APhaFIG 2: Bacterial cells invading the pharynx of day 7 adults.
Bacterial cells can be seen in the lumen at any age and invading into pharyngeal muscle cell cytoplasm as early as day 7 of adulthood.
A. Diagram of the head, grey box shows approximate positions of (B-E).
B. Procorpus region of young adult hermaphrodite. (Image source: N2T [N. Thomson] 402.)
C. Intact bacteria are present in the anterior lumen of this 7-day-old adult. (Image source: N826 [D. Hall] G5875.) Ch, pharyngeal channels; pm, pharyngeal muscle; mc, marginal cell. Bar, 1 micron.

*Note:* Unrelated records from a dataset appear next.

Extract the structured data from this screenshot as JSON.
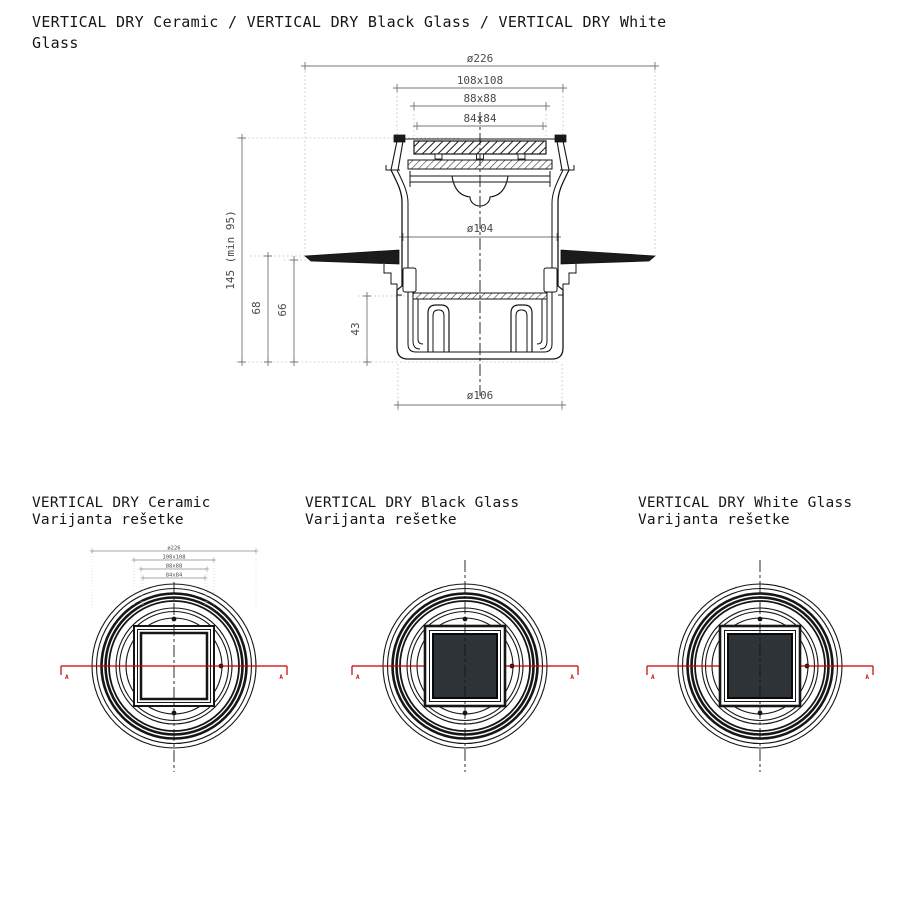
{
  "title": "VERTICAL DRY Ceramic / VERTICAL DRY Black Glass / VERTICAL DRY White Glass",
  "section_view": {
    "section_marker": "A",
    "dims": {
      "d226": "ø226",
      "s108": "108x108",
      "s88": "88x88",
      "s84": "84x84",
      "d104": "ø104",
      "d106": "ø106",
      "h145": "145 (min 95)",
      "h68": "68",
      "h66": "66",
      "h43": "43"
    }
  },
  "top_views": [
    {
      "title": "VERTICAL DRY Ceramic",
      "subtitle": "Varijanta rešetke",
      "grate": "ceramic",
      "dims_shown": true
    },
    {
      "title": "VERTICAL DRY Black Glass",
      "subtitle": "Varijanta rešetke",
      "grate": "glass",
      "dims_shown": false
    },
    {
      "title": "VERTICAL DRY White Glass",
      "subtitle": "Varijanta rešetke",
      "grate": "glass",
      "dims_shown": false
    }
  ],
  "colors": {
    "line": "#161616",
    "dim_line": "#757575",
    "dim_text": "#4a4a4a",
    "dotted": "#bbbbbb",
    "red": "#c40000",
    "glass_dark": "#2e3337",
    "hatch_dark": "#1b1b1b"
  }
}
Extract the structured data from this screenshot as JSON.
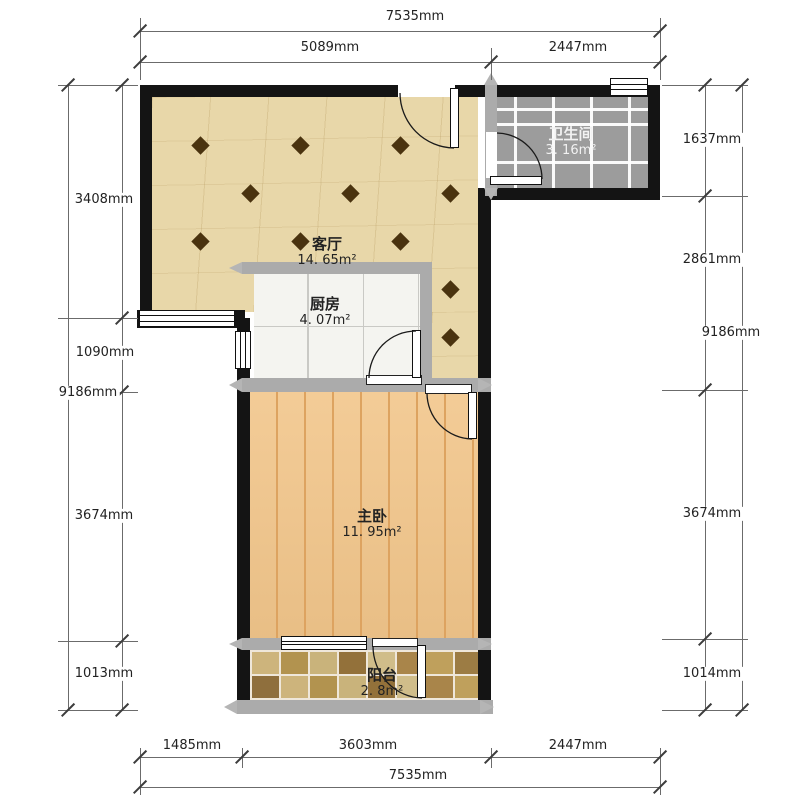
{
  "plan_title": "floor-plan",
  "rooms": [
    {
      "name": "客厅",
      "area": "14. 65m²"
    },
    {
      "name": "厨房",
      "area": "4. 07m²"
    },
    {
      "name": "卫生间",
      "area": "3. 16m²"
    },
    {
      "name": "主卧",
      "area": "11. 95m²"
    },
    {
      "name": "阳台",
      "area": "2. 8m²"
    }
  ],
  "dimensions": {
    "top": {
      "total": "7535mm",
      "segments": [
        "5089mm",
        "2447mm"
      ]
    },
    "bottom": {
      "total": "7535mm",
      "segments": [
        "1485mm",
        "3603mm",
        "2447mm"
      ]
    },
    "left": {
      "total": "9186mm",
      "segments": [
        "3408mm",
        "1090mm",
        "3674mm",
        "1013mm"
      ]
    },
    "right": {
      "total": "9186mm",
      "segments": [
        "1637mm",
        "2861mm",
        "3674mm",
        "1014mm"
      ]
    }
  },
  "colors": {
    "wall_black": "#141414",
    "wall_gray": "#ababab",
    "living_floor": "#e8d7a9",
    "living_diamond": "#4a330f",
    "kitchen_tile": "#f4f4f0",
    "bathroom_tile": "#9c9c9c",
    "bedroom_floor": "#f2c68b",
    "balcony_grout": "#efe7da",
    "dimension_text": "#222222"
  }
}
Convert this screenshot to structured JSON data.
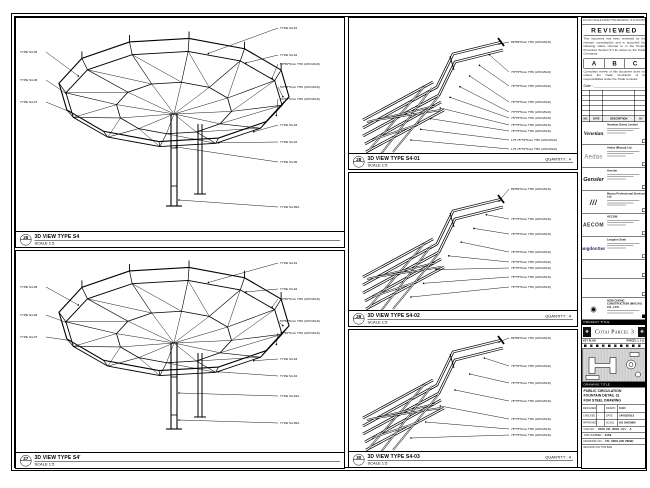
{
  "panels": {
    "left_top": {
      "ref": "26",
      "title": "3D VIEW TYPE S4",
      "scale": "SCALE 1:5",
      "left_labels": [
        "TYPE S4-05",
        "TYPE S4-06",
        "TYPE S4-07"
      ],
      "right_labels": [
        "TYPE S4-01",
        "TYPE S4-02",
        "50*50*5mm THK (A53 MILD)",
        "50*50*5mm THK (A53 MILD)",
        "50*50*5mm THK (A53 MILD)",
        "TYPE S4-03",
        "TYPE S4-04",
        "TYPE S4-05",
        "TYPE S4-05A"
      ]
    },
    "left_bottom": {
      "ref": "27",
      "title": "3D VIEW TYPE S4'",
      "scale": "SCALE 1:5",
      "left_labels": [
        "TYPE S4-05",
        "TYPE S4-06",
        "TYPE S4-07"
      ],
      "right_labels": [
        "TYPE S4-01",
        "TYPE S4-02",
        "50*50*5mm THK (A53 MILD)",
        "50*50*5mm THK (A53 MILD)",
        "50*50*5mm THK (A53 MILD)",
        "TYPE S4-03",
        "TYPE S4-04",
        "TYPE S4-04A",
        "TYPE S4-05A"
      ]
    },
    "mid_top": {
      "ref": "28",
      "title": "3D VIEW TYPE S4-01",
      "scale": "SCALE 1:5",
      "quantity": "QUANTITY : 4",
      "labels": [
        "89*89*5mm THK (A53 MILD)",
        "75*75*5mm THK (A53 MILD)",
        "75*75*5mm THK (A53 MILD)",
        "75*75*5mm THK (A53 MILD)",
        "75*75*5mm THK (A53 MILD)",
        "75*75*5mm THK (A53 MILD)",
        "75*75*5mm THK (A53 MILD)",
        "75*75*5mm THK (A53 MILD)",
        "L75 75*75*5mm THK (A53 MILD)",
        "L75 75*75*5mm THK (A53 MILD)"
      ]
    },
    "mid_mid": {
      "ref": "29",
      "title": "3D VIEW TYPE S4-02",
      "scale": "SCALE 1:5",
      "quantity": "QUANTITY : 4",
      "labels": [
        "89*89*5mm THK (A53 MILD)",
        "75*75*5mm THK (A53 MILD)",
        "75*75*5mm THK (A53 MILD)",
        "75*75*5mm THK (A53 MILD)",
        "75*75*5mm THK (A53 MILD)",
        "75*75*5mm THK (A53 MILD)",
        "75*75*5mm THK (A53 MILD)",
        "75*75*5mm THK (A53 MILD)"
      ]
    },
    "mid_bot": {
      "ref": "30",
      "title": "3D VIEW TYPE S4-03",
      "scale": "SCALE 1:5",
      "quantity": "QUANTITY : 4",
      "labels": [
        "89*89*5mm THK (A53 MILD)",
        "75*75*5mm THK (A53 MILD)",
        "75*75*5mm THK (A53 MILD)",
        "75*75*5mm THK (A53 MILD)",
        "75*75*5mm THK (A53 MILD)",
        "75*75*5mm THK (A53 MILD)",
        "75*75*5mm THK (A53 MILD)"
      ]
    }
  },
  "titleblock": {
    "top_note": "DO NOT SCALE FROM THIS DRAWING. IF IN DOUBT ASK.",
    "reviewed": {
      "title": "REVIEWED",
      "para1": "This document has been reviewed by the relevant consultant(s) and is accorded the following status referred to in the Project Procedure Section 5.4 for action by the Trade Contractor.",
      "grades": [
        "A",
        "B",
        "C"
      ],
      "para2": "Consultant review of this document does not relieve the Trade Contractor of its responsibilities under the Trade Contract.",
      "date_label": "Date :"
    },
    "revision_header": [
      "NO.",
      "DATE",
      "DESCRIPTION",
      "BY"
    ],
    "parties": [
      {
        "logo": "Venetian",
        "name": "Venetian Orient Limited"
      },
      {
        "logo": "Aedas",
        "name": "Aedas (Macau) Ltd."
      },
      {
        "logo": "Gensler",
        "name": "Gensler"
      },
      {
        "logo": "///",
        "name": "Macau Professional Services Ltd."
      },
      {
        "logo": "AECOM",
        "name": "AECOM"
      },
      {
        "logo": "LangdonSeah",
        "name": "Langdon Seah"
      }
    ],
    "contractor": {
      "emblem": "◉",
      "name": "HSIN CHONG CONSTRUCTION (MACAU) CO., LTD."
    },
    "project_title_label": "PROJECT TITLE",
    "project_title": "Cotai Parcel 3",
    "banner_ornament": "❖",
    "key_plan_label": "KEY PLAN",
    "key_plan_note": "PARCEL 1, 2 & 3",
    "drawing_title_label": "DRAWING TITLE",
    "drawing_title_lines": [
      "PUBLIC CIRCULATION",
      "FOUNTAIN DETAIL 31",
      "FOR STEEL DRAWING"
    ],
    "fields": {
      "r1": [
        "DESIGNED",
        "",
        "DRAWN",
        "CAD"
      ],
      "r2": [
        "CHECKED",
        "-",
        "DATE",
        "14/03/2013"
      ],
      "r3": [
        "APPROVED",
        "-",
        "SCALE",
        "AS SHOWN"
      ]
    },
    "cad_label": "CAD NO. :",
    "cad_no": "3159_FD_3D01",
    "rev_label": "REV :",
    "rev": "A",
    "job_label": "JOB NUMBER :",
    "job": "3159",
    "dwg_label": "DRAWING NO. :",
    "dwg": "FD_3D01 (3D VIEW)",
    "footer_note": "REVISION ON THIS BAR"
  }
}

D. Intact bacterial cells are seen inside the pharyngeal muscle cell cytoplasm of this 7-day-old adult, compressing any remaining myofilaments to the lateral edges of the cell, while bacteria tend to dominate the center of each muscle. The marginal cells contain some vacuoles, and are distorted in shape, as the muscle volume swells to accommodate invading bacteria. Intact bacteria are sometimes seen in the anterior lumen of young adults (i.e., APhaFIG 4B) but less frequently within the procorpus region. (Image source: N822 [D. Hall] 4627.) Bar, 5 microns.
E. Enlargement of boxed area in (D). The massive swelling of bacteria in the ventral left pharyngeal muscle has obliterated any evidence for the subventral nerve cord here, and likely abolishes some neural connectivity here for pharyngeal neuron M1 and for the sensory processes of neurons I1L and I2L. (Image source: N822 [D. Hall] 4629.) Bar, 5 microns.